I’ve been avoiding it since the holidays but I think it’s time. I need to get back on my Wii!
I’ve been putting it off because I know what it’s going to say. First it’s going to mention “it’s been awhile since we’ve seen you!” To which I will try to make some excuse about being busy over the holidays, completely forgetting that this is not a real personality. Then it will ask if I want to do the “body test” which involves being weighed. I will give in only if no one else is home because the middle of my living room is never the place I prefer to be weighed. When the results show up my Wii, with its cute little walking, talking board, will most likely mention that my weight has increased a little since my last visit to which I will loudly reply “bite me!”

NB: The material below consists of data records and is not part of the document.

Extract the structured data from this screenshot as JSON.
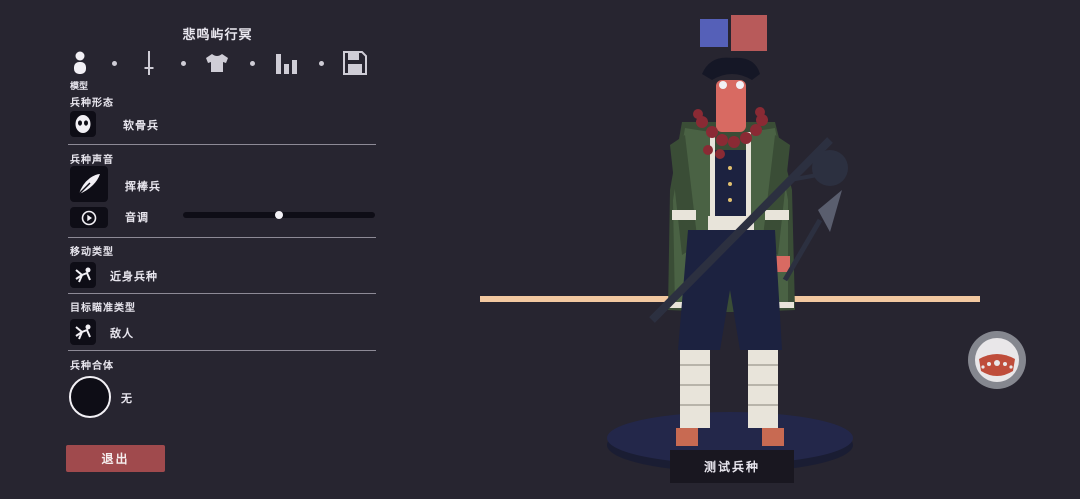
{
  "unit_name": "悲鸣屿行冥",
  "tabs": {
    "active_label": "模型",
    "items": [
      {
        "icon": "person-icon"
      },
      {
        "icon": "sword-icon"
      },
      {
        "icon": "shirt-icon"
      },
      {
        "icon": "bar-chart-icon"
      },
      {
        "icon": "save-icon"
      }
    ]
  },
  "sections": {
    "unit_form": {
      "title": "兵种形态",
      "value": "软骨兵"
    },
    "unit_voice": {
      "title": "兵种声音",
      "value": "挥棒兵",
      "pitch_label": "音调",
      "pitch_level": 0.5
    },
    "movement": {
      "title": "移动类型",
      "value": "近身兵种"
    },
    "targeting": {
      "title": "目标瞄准类型",
      "value": "敌人"
    },
    "combine": {
      "title": "兵种合体",
      "value": "无"
    }
  },
  "buttons": {
    "exit_label": "退出",
    "test_label": "测试兵种"
  },
  "colors": {
    "team_blue": "#5560b8",
    "team_red": "#b85a5a",
    "exit_button": "#a04a4d",
    "background": "#272530"
  }
}
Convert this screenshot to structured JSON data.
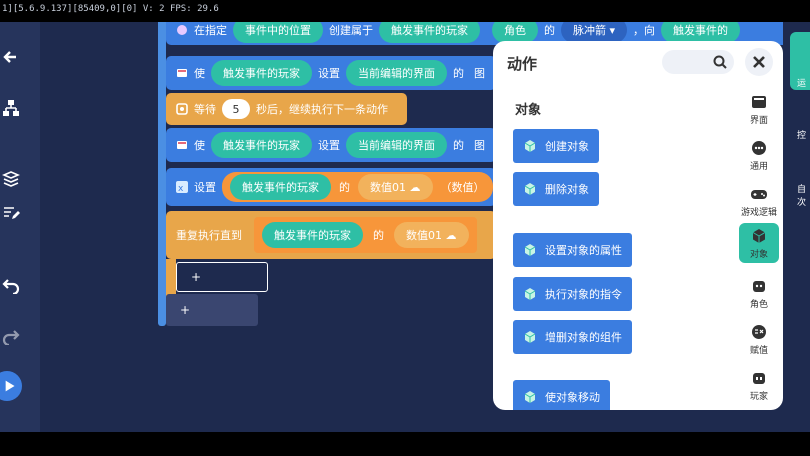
{
  "status_bar": {
    "debug_text": "1][5.6.9.137][85409,0][0] V: 2 FPS: 29.6"
  },
  "blocks": {
    "b1": {
      "prefix": "在指定",
      "p1": "事件中的位置",
      "mid": "创建属于",
      "p2": "触发事件的玩家",
      "p3": "角色",
      "of": "的",
      "p4": "脉冲箭",
      "dir": "，向",
      "p5": "触发事件的"
    },
    "b2": {
      "prefix": "使",
      "p1": "触发事件的玩家",
      "mid": "设置",
      "p2": "当前编辑的界面",
      "of": "的",
      "tail": "图"
    },
    "b3": {
      "prefix": "等待",
      "num": "5",
      "suffix": "秒后，继续执行下一条动作"
    },
    "b4": {
      "prefix": "使",
      "p1": "触发事件的玩家",
      "mid": "设置",
      "p2": "当前编辑的界面",
      "of": "的",
      "tail": "图"
    },
    "b5": {
      "prefix": "设置",
      "p1": "触发事件的玩家",
      "of": "的",
      "p2": "数值01",
      "paren": "（数值）"
    },
    "b6": {
      "prefix": "重复执行直到",
      "p1": "触发事件的玩家",
      "of": "的",
      "p2": "数值01"
    },
    "slot_plus": "+",
    "slot_plus2": "+"
  },
  "panel": {
    "title": "动作",
    "section": "对象",
    "actions": [
      "创建对象",
      "删除对象",
      "设置对象的属性",
      "执行对象的指令",
      "增删对象的组件",
      "使对象移动"
    ],
    "categories": [
      {
        "label": "界面",
        "icon": "screen-icon"
      },
      {
        "label": "通用",
        "icon": "dots-icon"
      },
      {
        "label": "游戏逻辑",
        "icon": "gamepad-icon"
      },
      {
        "label": "对象",
        "icon": "cube-icon",
        "active": true
      },
      {
        "label": "角色",
        "icon": "character-icon"
      },
      {
        "label": "赋值",
        "icon": "assign-icon"
      },
      {
        "label": "玩家",
        "icon": "player-icon"
      }
    ]
  },
  "far_right": {
    "tab1": "运",
    "tab2": "控",
    "tab3": "自次"
  },
  "colors": {
    "canvas": "#1e2a4e",
    "block_blue": "#3b7de0",
    "block_orange": "#e8a64a",
    "pill_teal": "#2ebfa5",
    "pill_orange": "#f7963a"
  }
}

I know it can’t actually hear me but it makes me feel better. Then, just in case I missed it, or maybe to get back at me for my comment, it will show me a graph of my weight fluctuations over the past year illustrated with a big red ascending line. Thank you, I got it, thank you very much!

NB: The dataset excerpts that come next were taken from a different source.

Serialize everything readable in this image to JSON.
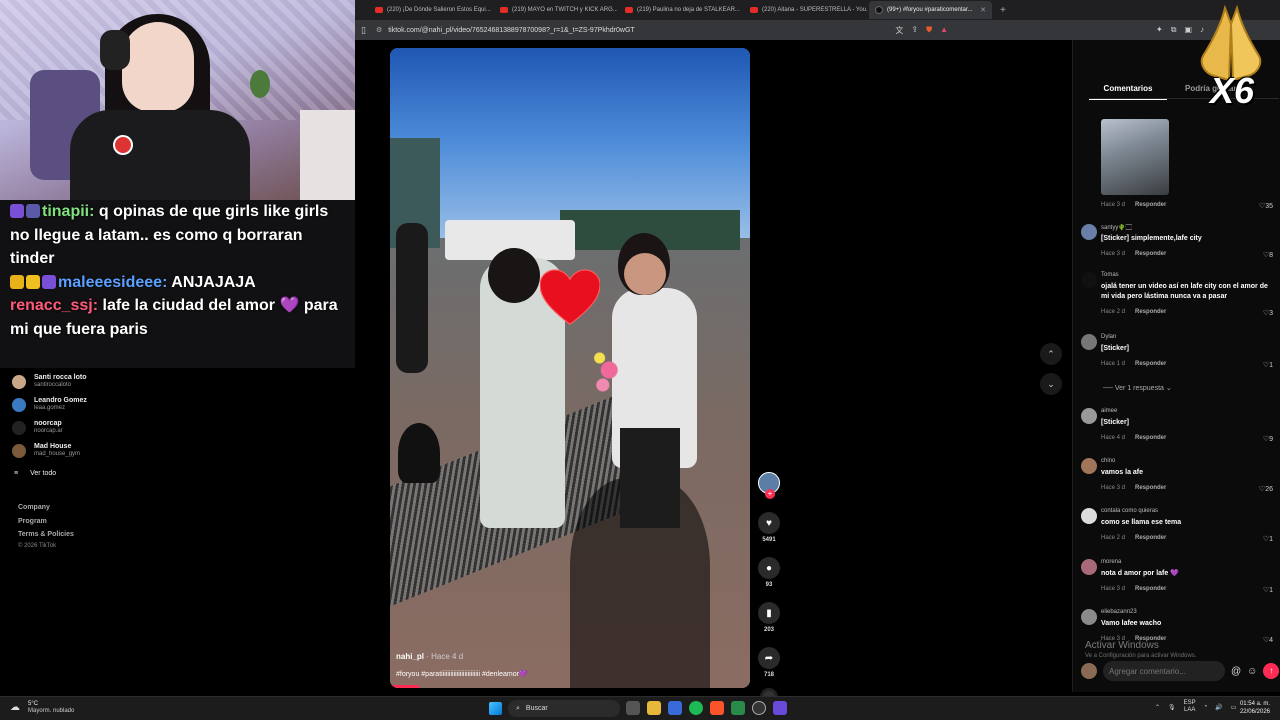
{
  "browser": {
    "tabs": [
      {
        "label": "(220) ¡De Dónde Salieron Estos Equi...",
        "kind": "yt",
        "active": false
      },
      {
        "label": "(219) MAYO en TWITCH y KICK ARG...",
        "kind": "yt",
        "active": false
      },
      {
        "label": "(219) Paulina no deja de STALKEAR...",
        "kind": "yt",
        "active": false
      },
      {
        "label": "(220) Aitana - SUPERESTRELLA - You...",
        "kind": "yt",
        "active": false
      },
      {
        "label": "(99+) #foryou #paraticomentar...",
        "kind": "tt",
        "active": true
      }
    ],
    "new_tab": "+",
    "url": "tiktok.com/@nahi_pl/video/7652468138897870098?_r=1&_t=ZS-97Pkhdr0wGT"
  },
  "stream_chat": [
    {
      "user": "tinapii:",
      "user_color": "#7fe27f",
      "message": " q opinas de que girls like girls no llegue a latam.. es como q borraran tinder",
      "badges": [
        "#7a4fd8",
        "#5a5aa8"
      ]
    },
    {
      "user": "maleeesideee:",
      "user_color": "#5aa0ff",
      "message": " ANJAJAJA",
      "badges": [
        "#e8b21a",
        "#f0c020",
        "#7a4fd8"
      ]
    },
    {
      "user": "renacc_ssj:",
      "user_color": "#ff5a7a",
      "message": " lafe la ciudad del amor 💜 para mi que fuera paris",
      "badges": []
    }
  ],
  "sidebar": {
    "following_accounts": [
      {
        "name": "Santi rocca loto",
        "handle": "santiroccaloto"
      },
      {
        "name": "Leandro Gomez",
        "handle": "leaa.gomez"
      },
      {
        "name": "noorcap",
        "handle": "noorcap.ar"
      },
      {
        "name": "Mad House",
        "handle": "mad_house_gym"
      }
    ],
    "see_all": "Ver todo",
    "footer": [
      "Company",
      "Program",
      "Terms & Policies"
    ],
    "copyright": "© 2026 TikTok"
  },
  "video": {
    "author": "nahi_pl",
    "time": " · Hace 4 d",
    "tags": "#foryou #paratiiiiiiiiiiiiiiiiiiiiiiiii #denleamor💜",
    "likes": "5491",
    "comments": "93",
    "saves": "203",
    "shares": "718",
    "progress_fraction": 0.08
  },
  "comments_panel": {
    "tabs": [
      "Comentarios",
      "Podría gustarte"
    ],
    "reply_label": "Responder",
    "items": [
      {
        "user": "",
        "text": "",
        "time": "Hace 3 d",
        "likes": "35",
        "avatar": "",
        "sticker": true
      },
      {
        "user": "santyy🌵🏻",
        "text": "[Sticker] simplemente,lafe city",
        "time": "Hace 3 d",
        "likes": "8",
        "avatar": "#6a7fa8"
      },
      {
        "user": "Tomas",
        "text": "ojalá tener un video así en lafe city con el amor de mi vida pero lástima nunca va a pasar",
        "time": "Hace 2 d",
        "likes": "3",
        "avatar": "#111"
      },
      {
        "user": "Dylan",
        "text": "[Sticker]",
        "time": "Hace 1 d",
        "likes": "1",
        "avatar": "#777"
      },
      {
        "user": "aimee",
        "text": "[Sticker]",
        "time": "Hace 4 d",
        "likes": "9",
        "avatar": "#999"
      },
      {
        "user": "chino",
        "text": "vamos la afe",
        "time": "Hace 3 d",
        "likes": "26",
        "avatar": "#a0765a"
      },
      {
        "user": "contala como quieras",
        "text": "como se llama ese tema",
        "time": "Hace 2 d",
        "likes": "1",
        "avatar": "#ddd"
      },
      {
        "user": "morena",
        "text": "nota d amor por lafe 💜",
        "time": "Hace 3 d",
        "likes": "1",
        "avatar": "#a86a7a"
      },
      {
        "user": "eliebazann23",
        "text": "Vamo lafee wacho",
        "time": "Hace 3 d",
        "likes": "4",
        "avatar": "#8a8a8a"
      }
    ],
    "see_replies": "Ver 1 respuesta",
    "activate_title": "Activar Windows",
    "activate_sub": "Ve a Configuración para activar Windows.",
    "input_placeholder": "Agregar comentario..."
  },
  "overlay": {
    "multiplier": "X6"
  },
  "taskbar": {
    "weather_temp": "5°C",
    "weather_desc": "Mayorm. nublado",
    "search_placeholder": "Buscar",
    "lang_top": "ESP",
    "lang_bottom": "LAA",
    "time": "01:54 a. m.",
    "date": "22/06/2026"
  }
}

Then, I will move on to Wii Yoga where the young and overly-fit cartoon instructor will taunt me. Oh she tries to be encouraging sometimes but I don’t need her little comments like “you seemed to have a hard time with that one” or “you were a little off balance” as if I was completely unaware that I just fell over. She might mean well but I feel judged by her in her cute little form fitting outfit with her concave belly showing, seriously! Sure she can do every move perfectly because they drew her that way but she didn’t give birth to four kids in eight years did she! No she did not.
Can’t they make a version for us older ladies with an instructor in a pair of baggy sweatpants and an old t-shirt? I need someone I can relate to a little. If those Wii folks are paying attention you would think they’d try to tap into this market. Maybe I’ll email them today with a suggestion, or maybe I’ll just call Central Street Yoga and sign up for another class; a nice gentle one for us fitness challenged over-forty folks. You know, a class where everyone else is real. No one has a concave belly that was drawn in for them and if you fall over they are all polite enough to not mention it!